Im Juni 1945 wurden sie befreit, und am 12. August machten sich 1300 Flüchtlinge mit dem Schiff
»Franconia« auf den Weg nach Haifa. Nur wenige wollten zurück in ihre alten Heimatländer.
Wer heute einen Blick auf das freie und demokratische Leben auf Mauritius wirft, dem fällt auf, dass Angehörige aller möglichen Religionen und ethnischen Abstammungen friedlich zusammenleben
und die Zukunft gemeinsam gestalten.
An die Zeit der Flüchtlinge erinnert bis heute ein jüdischer Friedhof in Saint Martin mit 126 Gräbern. Daneben wurde 2014 ein Museum eröffnet. Und seit zehn Jahren gibt es auf Mauritius sogar wieder eine Synagoge – für die kleine jüdische Gemeinde mit ihren rund 40 Mitgliedern.

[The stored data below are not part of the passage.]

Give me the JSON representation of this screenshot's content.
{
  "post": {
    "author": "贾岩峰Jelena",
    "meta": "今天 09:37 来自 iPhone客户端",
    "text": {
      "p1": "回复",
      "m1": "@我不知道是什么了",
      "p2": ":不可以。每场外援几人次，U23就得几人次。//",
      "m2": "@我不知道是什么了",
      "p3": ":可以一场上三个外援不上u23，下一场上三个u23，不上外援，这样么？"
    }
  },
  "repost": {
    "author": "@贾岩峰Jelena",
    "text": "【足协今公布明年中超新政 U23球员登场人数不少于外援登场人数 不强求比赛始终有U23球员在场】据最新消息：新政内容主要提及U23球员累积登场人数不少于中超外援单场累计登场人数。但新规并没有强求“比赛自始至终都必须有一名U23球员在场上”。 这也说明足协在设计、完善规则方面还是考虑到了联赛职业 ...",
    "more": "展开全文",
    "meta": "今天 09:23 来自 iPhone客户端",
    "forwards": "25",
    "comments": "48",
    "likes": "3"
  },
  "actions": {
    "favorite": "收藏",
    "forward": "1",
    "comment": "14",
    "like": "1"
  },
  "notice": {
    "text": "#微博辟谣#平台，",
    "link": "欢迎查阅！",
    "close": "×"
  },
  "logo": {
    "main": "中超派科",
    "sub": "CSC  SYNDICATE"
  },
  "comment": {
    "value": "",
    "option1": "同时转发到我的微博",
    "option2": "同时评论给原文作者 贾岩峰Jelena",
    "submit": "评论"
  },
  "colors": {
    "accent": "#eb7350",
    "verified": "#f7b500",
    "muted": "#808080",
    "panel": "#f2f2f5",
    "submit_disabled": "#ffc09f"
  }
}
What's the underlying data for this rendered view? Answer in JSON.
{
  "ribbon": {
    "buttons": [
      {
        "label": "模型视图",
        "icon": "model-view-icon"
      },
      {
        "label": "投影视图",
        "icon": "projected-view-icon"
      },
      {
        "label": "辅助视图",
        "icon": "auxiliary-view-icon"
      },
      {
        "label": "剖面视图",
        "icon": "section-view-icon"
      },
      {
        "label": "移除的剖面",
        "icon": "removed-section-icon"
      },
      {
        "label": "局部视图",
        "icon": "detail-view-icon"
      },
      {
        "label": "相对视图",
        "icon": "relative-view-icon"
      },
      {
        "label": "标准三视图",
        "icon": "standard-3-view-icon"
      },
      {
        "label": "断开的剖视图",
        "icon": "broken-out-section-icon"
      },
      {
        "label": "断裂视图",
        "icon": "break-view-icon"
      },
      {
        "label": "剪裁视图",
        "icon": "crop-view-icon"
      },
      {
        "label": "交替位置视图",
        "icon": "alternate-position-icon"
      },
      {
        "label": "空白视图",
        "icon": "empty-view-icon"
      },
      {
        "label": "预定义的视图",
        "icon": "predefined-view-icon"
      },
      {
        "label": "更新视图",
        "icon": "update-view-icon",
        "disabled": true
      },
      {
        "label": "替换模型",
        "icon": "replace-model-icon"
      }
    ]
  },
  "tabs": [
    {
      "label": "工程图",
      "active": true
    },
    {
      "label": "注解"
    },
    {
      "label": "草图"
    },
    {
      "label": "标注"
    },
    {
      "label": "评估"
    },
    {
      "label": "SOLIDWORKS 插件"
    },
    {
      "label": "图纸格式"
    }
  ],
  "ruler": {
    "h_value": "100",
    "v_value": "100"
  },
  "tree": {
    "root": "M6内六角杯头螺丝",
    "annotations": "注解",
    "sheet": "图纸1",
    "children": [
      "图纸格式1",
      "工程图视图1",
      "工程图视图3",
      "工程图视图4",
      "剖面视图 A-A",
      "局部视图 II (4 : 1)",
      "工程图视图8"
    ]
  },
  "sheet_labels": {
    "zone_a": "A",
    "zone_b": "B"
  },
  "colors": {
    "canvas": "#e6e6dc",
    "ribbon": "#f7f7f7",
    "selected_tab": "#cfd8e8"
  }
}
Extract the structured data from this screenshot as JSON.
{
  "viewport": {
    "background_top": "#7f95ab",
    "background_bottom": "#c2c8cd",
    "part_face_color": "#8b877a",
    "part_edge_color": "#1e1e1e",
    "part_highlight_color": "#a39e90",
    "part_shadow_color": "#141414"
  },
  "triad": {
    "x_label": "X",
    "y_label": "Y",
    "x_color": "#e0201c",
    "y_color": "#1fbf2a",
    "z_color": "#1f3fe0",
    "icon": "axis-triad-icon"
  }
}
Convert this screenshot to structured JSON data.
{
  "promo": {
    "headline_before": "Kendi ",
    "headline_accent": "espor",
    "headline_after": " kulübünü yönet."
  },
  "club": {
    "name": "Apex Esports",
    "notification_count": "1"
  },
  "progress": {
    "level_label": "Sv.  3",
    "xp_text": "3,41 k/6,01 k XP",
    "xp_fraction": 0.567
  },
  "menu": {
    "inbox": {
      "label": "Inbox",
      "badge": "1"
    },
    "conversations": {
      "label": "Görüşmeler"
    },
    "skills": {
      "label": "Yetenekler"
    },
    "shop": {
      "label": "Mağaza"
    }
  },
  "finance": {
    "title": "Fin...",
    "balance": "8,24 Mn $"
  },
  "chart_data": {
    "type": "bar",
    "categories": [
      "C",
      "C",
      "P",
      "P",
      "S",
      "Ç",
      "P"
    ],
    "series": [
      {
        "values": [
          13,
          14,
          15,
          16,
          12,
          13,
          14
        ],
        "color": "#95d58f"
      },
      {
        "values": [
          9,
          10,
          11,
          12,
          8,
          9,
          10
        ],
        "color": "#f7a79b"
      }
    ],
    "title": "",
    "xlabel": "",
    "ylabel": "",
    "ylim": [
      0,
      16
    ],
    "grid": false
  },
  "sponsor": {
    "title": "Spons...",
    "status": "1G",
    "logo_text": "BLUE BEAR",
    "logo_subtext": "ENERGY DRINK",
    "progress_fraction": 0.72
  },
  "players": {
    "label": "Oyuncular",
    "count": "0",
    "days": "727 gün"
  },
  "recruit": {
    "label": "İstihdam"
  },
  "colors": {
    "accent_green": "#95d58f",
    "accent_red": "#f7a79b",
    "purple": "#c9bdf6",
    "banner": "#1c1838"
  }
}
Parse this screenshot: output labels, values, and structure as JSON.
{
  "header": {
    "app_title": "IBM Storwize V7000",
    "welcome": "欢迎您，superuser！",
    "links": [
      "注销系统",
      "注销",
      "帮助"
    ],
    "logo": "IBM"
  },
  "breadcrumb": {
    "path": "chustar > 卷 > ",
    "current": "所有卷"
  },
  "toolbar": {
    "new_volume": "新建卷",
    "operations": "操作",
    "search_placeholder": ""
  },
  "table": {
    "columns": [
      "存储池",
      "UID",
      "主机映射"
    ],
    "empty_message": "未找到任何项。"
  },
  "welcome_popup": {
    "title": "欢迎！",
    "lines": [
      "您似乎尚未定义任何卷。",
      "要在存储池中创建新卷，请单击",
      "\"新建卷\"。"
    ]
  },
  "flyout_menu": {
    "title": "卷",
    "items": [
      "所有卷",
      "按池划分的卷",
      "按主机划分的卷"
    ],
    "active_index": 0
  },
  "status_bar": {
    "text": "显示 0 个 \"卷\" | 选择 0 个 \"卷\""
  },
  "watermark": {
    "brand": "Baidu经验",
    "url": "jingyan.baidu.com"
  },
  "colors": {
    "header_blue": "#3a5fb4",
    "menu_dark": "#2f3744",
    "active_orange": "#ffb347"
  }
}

ANDERE JÜDISCHE GEMEINSCHAFTEN IN AFRIKA
Von den alteingesessenen jüdischen Gemeinden in Marokko, Tunesien und den spanischen Städten
Ceuta und Melilla sowie der starken jüdischen Gemeinde in Djerba, Tunesien, sind nur noch Reste
verblieben. Heute gibt es größere jüdische Gemeinschaften in:
• Südafrika ca. 72.000
• Marokko 5.700; Tunesien 1.500
• Ghana 800
• Simbabwe und Uganda 750
• Kenia 400
• Ägypten, Äthiopien, Algerien, Botswana, DR Kongo, Madagaskar, Nigeria je etwa 100
Mauritius hat sich durch die sehr humane Behandlung dieser Menschen einen Ehrenplatz in den Geschichtsbüchern verdient.